Dutch police arrest dozens of pro-Palestinian protesters

Published November 11, 2024 Updated November 11, 2024 09:48am

 Police officers try to disperse people who gathered at Dam Square for a pro-Palestinian protest in Amsterdam, on Sunday.—AFP
Police officers try to disperse people who gathered at Dam Square for a pro-Palestinian protest in Amsterdam, on Sunday.—AFP

AMSTERDAM: Dozens of pro-Palestinian protesters were arrested on Sunday after they defied a ban on demonstrations put in place in Amsterdam in the wake of recent violence involving supporters of an Israeli football club.

Holding placards that said “We want our streets back” and chanting “Free Palestine”, hundreds of peaceful protesters gathered in the city’s Dam central square, where Maccabi Tel Aviv supporters had burned a Palestinian flag, and vandalised a taxi last week.

Following violence sparked by Maccabi supporters’ provocative actions, such as the burning of a Palestinian flag, some were briefly hospitalised.

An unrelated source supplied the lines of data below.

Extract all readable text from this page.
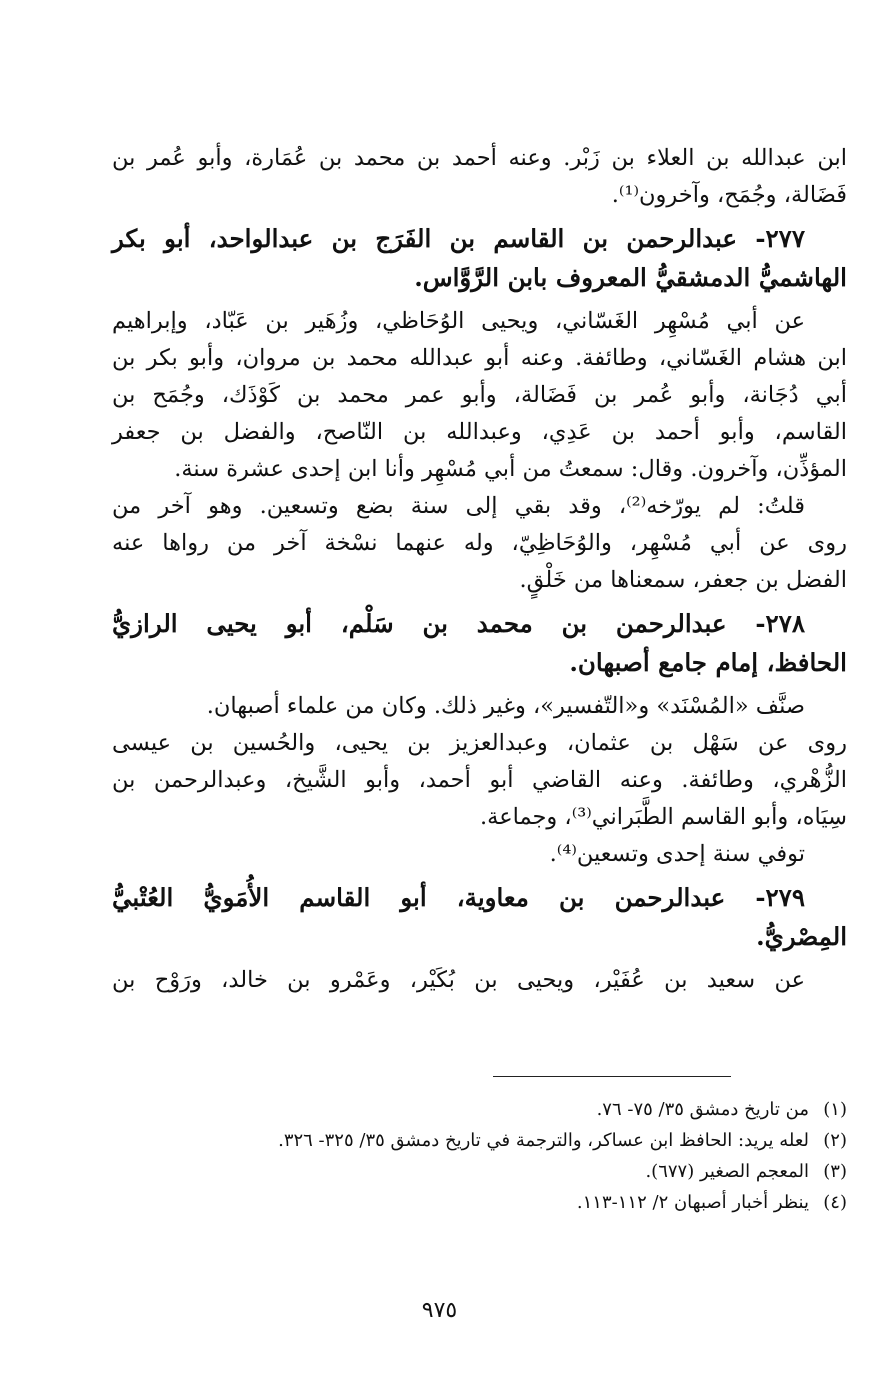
ابن عبدالله بن العلاء بن زَبْر. وعنه أحمد بن محمد بن عُمَارة، وأبو عُمر بن
فَضَالة، وجُمَح، وآخرون⁽¹⁾.
٢٧٧- عبدالرحمن بن القاسم بن الفَرَج بن عبدالواحد، أبو بكر
الهاشميُّ الدمشقيُّ المعروف بابن الرَّوَّاس.
عن أبي مُسْهِر الغَسّاني، ويحيى الوُحَاظي، وزُهَير بن عَبّاد، وإبراهيم
ابن هشام الغَسّاني، وطائفة. وعنه أبو عبدالله محمد بن مروان، وأبو بكر بن
أبي دُجَانة، وأبو عُمر بن فَضَالة، وأبو عمر محمد بن كَوْذَك، وجُمَح بن
القاسم، وأبو أحمد بن عَدِي، وعبدالله بن النّاصح، والفضل بن جعفر
المؤذِّن، وآخرون. وقال: سمعتُ من أبي مُسْهِر وأنا ابن إحدى عشرة سنة.
قلتُ: لم يورّخه⁽²⁾، وقد بقي إلى سنة بضع وتسعين. وهو آخر من
روى عن أبي مُسْهِر، والوُحَاظِيّ، وله عنهما نسْخة آخر من رواها عنه
الفضل بن جعفر، سمعناها من خَلْقٍ.
٢٧٨- عبدالرحمن بن محمد بن سَلْم، أبو يحيى الرازيُّ
الحافظ، إمام جامع أصبهان.
صنَّف «المُسْنَد» و«التّفسير»، وغير ذلك. وكان من علماء أصبهان.
روى عن سَهْل بن عثمان، وعبدالعزيز بن يحيى، والحُسين بن عيسى
الزُّهْري، وطائفة. وعنه القاضي أبو أحمد، وأبو الشَّيخ، وعبدالرحمن بن
سِيَاه، وأبو القاسم الطَّبَراني⁽³⁾، وجماعة.
توفي سنة إحدى وتسعين⁽⁴⁾.
٢٧٩- عبدالرحمن بن معاوية، أبو القاسم الأُمَويُّ العُتْبيُّ
المِصْريُّ.
عن سعيد بن عُفَيْر، ويحيى بن بُكَيْر، وعَمْرو بن خالد، ورَوْح بن
(١)من تاريخ دمشق ٣٥/ ٧٥- ٧٦.
(٢)لعله يريد: الحافظ ابن عساكر، والترجمة في تاريخ دمشق ٣٥/ ٣٢٥- ٣٢٦.
(٣)المعجم الصغير (٦٧٧).
(٤)ينظر أخبار أصبهان ٢/ ١١٢-١١٣.
٩٧٥
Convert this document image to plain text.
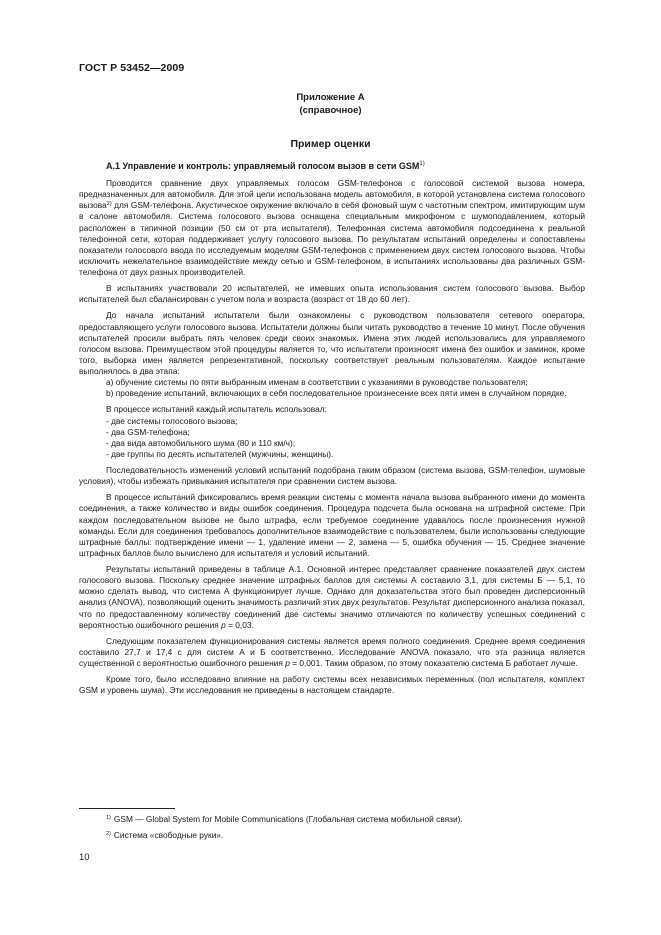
ГОСТ Р 53452—2009
Приложение А
(справочное)
Пример оценки
А.1 Управление и контроль: управляемый голосом вызов в сети GSM$^{1)}$

Проводится сравнение двух управляемых голосом GSM-телефонов с голосовой системой вызова номера, предназначенных для автомобиля. Для этой цели использована модель автомобиля, в которой установлена система голосового вызова$^{2)}$ для GSM-телефона. Акустическое окружение включало в себя фоновый шум с частотным спектром, имитирующим шум в салоне автомобиля. Система голосового вызова оснащена специальным микрофоном с шумоподавлением, который расположен в типичной позиции (50 см от рта испытателя). Телефонная система автомобиля подсоединена к реальной телефонной сети, которая поддерживает услугу голосового вызова. По результатам испытаний определены и сопоставлены показатели голосового ввода по исследуемым моделям GSM-телефонов с применением двух систем голосового вызова. Чтобы исключить нежелательное взаимодействие между сетью и GSM-телефоном, в испытаниях использованы два различных GSM-телефона от двух разных производителей.

В испытаниях участвовали 20 испытателей, не имевших опыта использования систем голосового вызова. Выбор испытателей был сбалансирован с учетом пола и возраста (возраст от 18 до 60 лет).

До начала испытаний испытатели были ознакомлены с руководством пользователя сетевого оператора, предоставляющего услуги голосового вызова. Испытатели должны были читать руководство в течение 10 минут. После обучения испытателей просили выбрать пять человек среди своих знакомых. Имена этих людей использовались для управляемого голосом вызова. Преимуществом этой процедуры является то, что испытатели произносят имена без ошибок и заминок, кроме того, выборка имен является репрезентативной, поскольку соответствует реальным пользователям. Каждое испытание выполнялось в два этапа:

а) обучение системы по пяти выбранным именам в соответствии с указаниями в руководстве пользователя;

b) проведение испытаний, включающих в себя последовательное произнесение всех пяти имен в случайном порядке.

В процессе испытаний каждый испытатель использовал:

- две системы голосового вызова;

- два GSM-телефона;

- два вида автомобильного шума (80 и 110 км/ч);

- две группы по десять испытателей (мужчины, женщины).

Последовательность изменений условий испытаний подобрана таким образом (система вызова, GSM-телефон, шумовые условия), чтобы избежать привыкания испытателя при сравнении систем вызова.

В процессе испытаний фиксировались время реакции системы с момента начала вызова выбранного имени до момента соединения, а также количество и виды ошибок соединения. Процедура подсчета была основана на штрафной системе. При каждом последовательном вызове не было штрафа, если требуемое соединение удавалось после произнесения нужной команды. Если для соединения требовалось дополнительное взаимодействие с пользователем, были использованы следующие штрафные баллы: подтверждение имени — 1, удаление имени — 2, замена — 5, ошибка обучения — 15. Среднее значение штрафных баллов было вычислено для испытателя и условий испытаний.

Результаты испытаний приведены в таблице А.1. Основной интерес представляет сравнение показателей двух систем голосового вызова. Поскольку среднее значение штрафных баллов для системы А составило 3,1, для системы Б — 5,1, то можно сделать вывод, что система А функционирует лучше. Однако для доказательства этого был проведен дисперсионный анализ (ANOVA), позволяющий оценить значимость различий этих двух результатов. Результат дисперсионного анализа показал, что по предоставленному количеству соединений две системы значимо отличаются по количеству успешных соединений с вероятностью ошибочного решения р = 0,03.

Следующим показателем функционирования системы является время полного соединения. Среднее время соединения составило 27,7 и 17,4 с для систем А и Б соответственно. Исследование ANOVA показало, что эта разница является существенной с вероятностью ошибочного решения р = 0,001. Таким образом, по этому показателю система Б работает лучше.

Кроме того, было исследовано влияние на работу системы всех независимых переменных (пол испытателя, комплект GSM и уровень шума). Эти исследования не приведены в настоящем стандарте.

$^{1)}$ GSM — Global System for Mobile Communications (Глобальная система мобильной связи).
$^{2)}$ Система «свободные руки».
10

As a result, Mayor Femke Halsema had banned protests in the city on Friday. Emergency measures, which also included heightened police protection and wearing of face masks, would be in place until Monday morning.

Hundreds defy Amsterdam protest ban placed by mayor

However, despite a heavy police presence, the peaceful protesters rallied against the ban on protests, an AFP correspondent saw. They chanted slogans and carried placards including one that read: “We can fight anti-Semitism and genocidal Zionism at the same time.”

Police in riot gear moved in on the protesters, shortly after the district court upheld the mayor’s decision to ban demonstrations, some three days after skirmishes between Tel Aviv football fans and pro-Palestinian activists.

s “The mayor has rightly decided that there will be a ban on demonstrating in the city this weekend,” the court announced on X. It therefore “rejected the request” by protests to hold their demonstration.

Dutch activist Frank van der Linde had applied for an urgent permit to demonstrate on the city’s famous Dam Square, despite a temporary ban on protests. Frank van der Linde wanted to protest against the “genocide in Gaza, but also because our right to protest has been taken away,” Dutch national news agency ANP quoted him as saying.

The Europa League game on Thursday finished largely in a peaceful atmosphere, praised by the Ajax club.

But sporadic incidents beforehand were linked to Maccabi supporters, who were allegedly chanting anti-Palestinian and racist slogans, even disrespecting a moment of silence for victims of floods in Spain.